J'aimerais cependant plaider ici pour une forme d'indexation des subsides de la Confédération pour la raison suivante. Nous avons un système d'assurance-maladie qui pèse lourd financièrement sur la population parce qu'il est indexé au niveau des primes. L'assurance-maladie connaît, année après année, l'équilibre financier - ce qui est en soi un avantage - parce qu'on ajuste les primes d'année en année. Or, les primes sont le seul élément indexé. Ainsi, en plus de l'augmentation des primes que doit supporter l'assuré par rapport à l'augmentation des coûts, il doit aussi assumer le retrait des moyens publics de ce système, en l'occurrence les subsides annuels versés par la Confédération et les cantons, dans la mesure où ceux-ci ne sont pas indexés.

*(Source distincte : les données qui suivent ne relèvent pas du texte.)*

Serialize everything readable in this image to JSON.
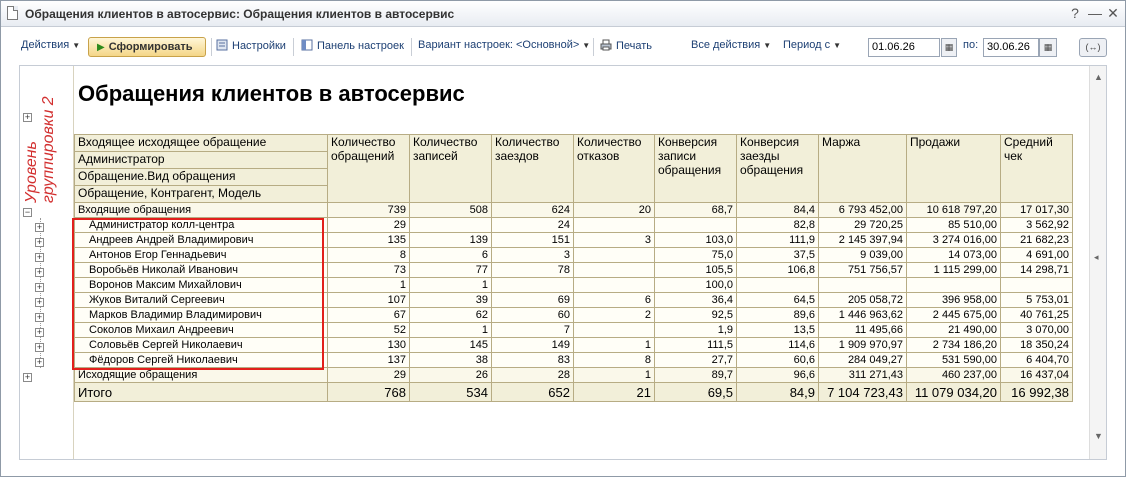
{
  "window": {
    "title": "Обращения клиентов в автосервис: Обращения клиентов в автосервис"
  },
  "toolbar": {
    "actions": "Действия",
    "form": "Сформировать",
    "settings": "Настройки",
    "panel": "Панель настроек",
    "variant": "Вариант настроек: <Основной>",
    "print": "Печать",
    "all_actions": "Все действия",
    "period_from_label": "Период с",
    "date_from": "01.06.26",
    "to_label": "по:",
    "date_to": "30.06.26"
  },
  "annotation": {
    "line1": "Уровень",
    "line2": "группировки 2"
  },
  "report": {
    "title": "Обращения клиентов в автосервис",
    "row_headers": [
      "Входящее исходящее обращение",
      "Администратор",
      "Обращение.Вид обращения",
      "Обращение, Контрагент, Модель"
    ],
    "columns": [
      "Количество обращений",
      "Количество записей",
      "Количество заездов",
      "Количество отказов",
      "Конверсия записи обращения",
      "Конверсия заезды обращения",
      "Маржа",
      "Продажи",
      "Средний чек"
    ],
    "incoming": {
      "label": "Входящие обращения",
      "values": [
        "739",
        "508",
        "624",
        "20",
        "68,7",
        "84,4",
        "6 793 452,00",
        "10 618 797,20",
        "17 017,30"
      ]
    },
    "rows": [
      {
        "label": "Администратор колл-центра",
        "values": [
          "29",
          "",
          "24",
          "",
          "",
          "82,8",
          "29 720,25",
          "85 510,00",
          "3 562,92"
        ]
      },
      {
        "label": "Андреев Андрей Владимирович",
        "values": [
          "135",
          "139",
          "151",
          "3",
          "103,0",
          "111,9",
          "2 145 397,94",
          "3 274 016,00",
          "21 682,23"
        ]
      },
      {
        "label": "Антонов Егор Геннадьевич",
        "values": [
          "8",
          "6",
          "3",
          "",
          "75,0",
          "37,5",
          "9 039,00",
          "14 073,00",
          "4 691,00"
        ]
      },
      {
        "label": "Воробьёв Николай Иванович",
        "values": [
          "73",
          "77",
          "78",
          "",
          "105,5",
          "106,8",
          "751 756,57",
          "1 115 299,00",
          "14 298,71"
        ]
      },
      {
        "label": "Воронов Максим Михайлович",
        "values": [
          "1",
          "1",
          "",
          "",
          "100,0",
          "",
          "",
          "",
          ""
        ]
      },
      {
        "label": "Жуков Виталий Сергеевич",
        "values": [
          "107",
          "39",
          "69",
          "6",
          "36,4",
          "64,5",
          "205 058,72",
          "396 958,00",
          "5 753,01"
        ]
      },
      {
        "label": "Марков Владимир Владимирович",
        "values": [
          "67",
          "62",
          "60",
          "2",
          "92,5",
          "89,6",
          "1 446 963,62",
          "2 445 675,00",
          "40 761,25"
        ]
      },
      {
        "label": "Соколов Михаил Андреевич",
        "values": [
          "52",
          "1",
          "7",
          "",
          "1,9",
          "13,5",
          "11 495,66",
          "21 490,00",
          "3 070,00"
        ]
      },
      {
        "label": "Соловьёв Сергей Николаевич",
        "values": [
          "130",
          "145",
          "149",
          "1",
          "111,5",
          "114,6",
          "1 909 970,97",
          "2 734 186,20",
          "18 350,24"
        ]
      },
      {
        "label": "Фёдоров Сергей Николаевич",
        "values": [
          "137",
          "38",
          "83",
          "8",
          "27,7",
          "60,6",
          "284 049,27",
          "531 590,00",
          "6 404,70"
        ]
      }
    ],
    "outgoing": {
      "label": "Исходящие обращения",
      "values": [
        "29",
        "26",
        "28",
        "1",
        "89,7",
        "96,6",
        "311 271,43",
        "460 237,00",
        "16 437,04"
      ]
    },
    "total": {
      "label": "Итого",
      "values": [
        "768",
        "534",
        "652",
        "21",
        "69,5",
        "84,9",
        "7 104 723,43",
        "11 079 034,20",
        "16 992,38"
      ]
    }
  }
}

Le seul élément automatiquement indexé est le montant des primes. Or je considère que la responsabilité de l'Etat est [PAGE 2150] engagée en matière d'augmentation des coûts, que ce soit celle de la Confédération ou celle des cantons. C'est à ce niveau-là que se prennent les décisions qui ont de l'influence sur les coûts. Il est donc normal que l'assuré ne doive pas supporter davantage que l'augmentation réelle des coûts de l'assurance-maladie, ou en tout cas que l'évolution de ces coûts, et qu'il ne doive pas prendre en charge les coûts supplémentaires qui résulteraient du retrait de la Confédération et des cantons.
En ce qui concerne les couches de la population les plus pauvres, celles dont les revenus sont les plus bas, celles qui bénéficient de réductions de primes, je trouve qu'il ne faut pas que les moyens mis à disposition par la Confédération et aussi par les cantons pour alléger les charges des personnes de condition économique modeste fondent sous le soleil brûlant de l'augmentation des coûts, et qu'il faut au contraire que la disponibilité de les soutenir face à ces charges soit là. Je pense donc que l'idée d'une indexation est juste et qu'il faudra trouver le bon mécanisme, la bonne référence: est-ce que ce sont les coûts de l'assurance-maladie obligatoire? est-ce que ce sont les coûts des caisses-maladie? Je ne crois pas. Nous avons un élément régressif dans la proposition de la majorité par rapport à l'augmentation des primes telle que l'ont connue les assurés.
Voilà la raison pour laquelle je plaide, en ce qui concerne le mécanisme, en faveur de la proposition de la majorité.
La deuxième question est de savoir quel est le point de départ pour 2005. Je me demande s'il ne serait pas sage, dans la situation actuelle difficile que connaissent les finances fédérales, de vous rallier à la minorité comme point de départ, comme seuil; que ce soit à l'article 66 ou que ce soit surtout dans l'arrêté, en vous rattachant à la formule dans l'arrêté qui fait augmenter de 150 millions de francs de 2003 à 2004 le montant de départ affecté au système de subventionnement dans la nouvelle période, ou sous le régime de la nouvelle loi.
Pourquoi seulement 150 millions de francs d'augmentation? Parce que ces 150 millions de francs sont de toute façon un engagement qui a été pris dans le cadre de la discussion sur la réforme fiscale; ils sont dus de toute façon à la population. Mais aller au-delà dans la période difficile qui est la nôtre me semble délicat.
Voilà la raison pour laquelle j'aimerais vous recommander à ce stade, consciente que le débat doit continuer avec le Conseil des Etats, de vous rallier à la minorité à l'article 66, qui prévoit comme montant de départ 2534 millions de francs et une indexation sur les coûts de l'assurance-maladie obligatoire. C'est la position que je vous recommande de prendre dans ce vote.
Si tel n'était pas le cas et sans indexation, il faudrait alors qu'au niveau de l'arrêté, vous souteniez la formulation du Conseil des Etats.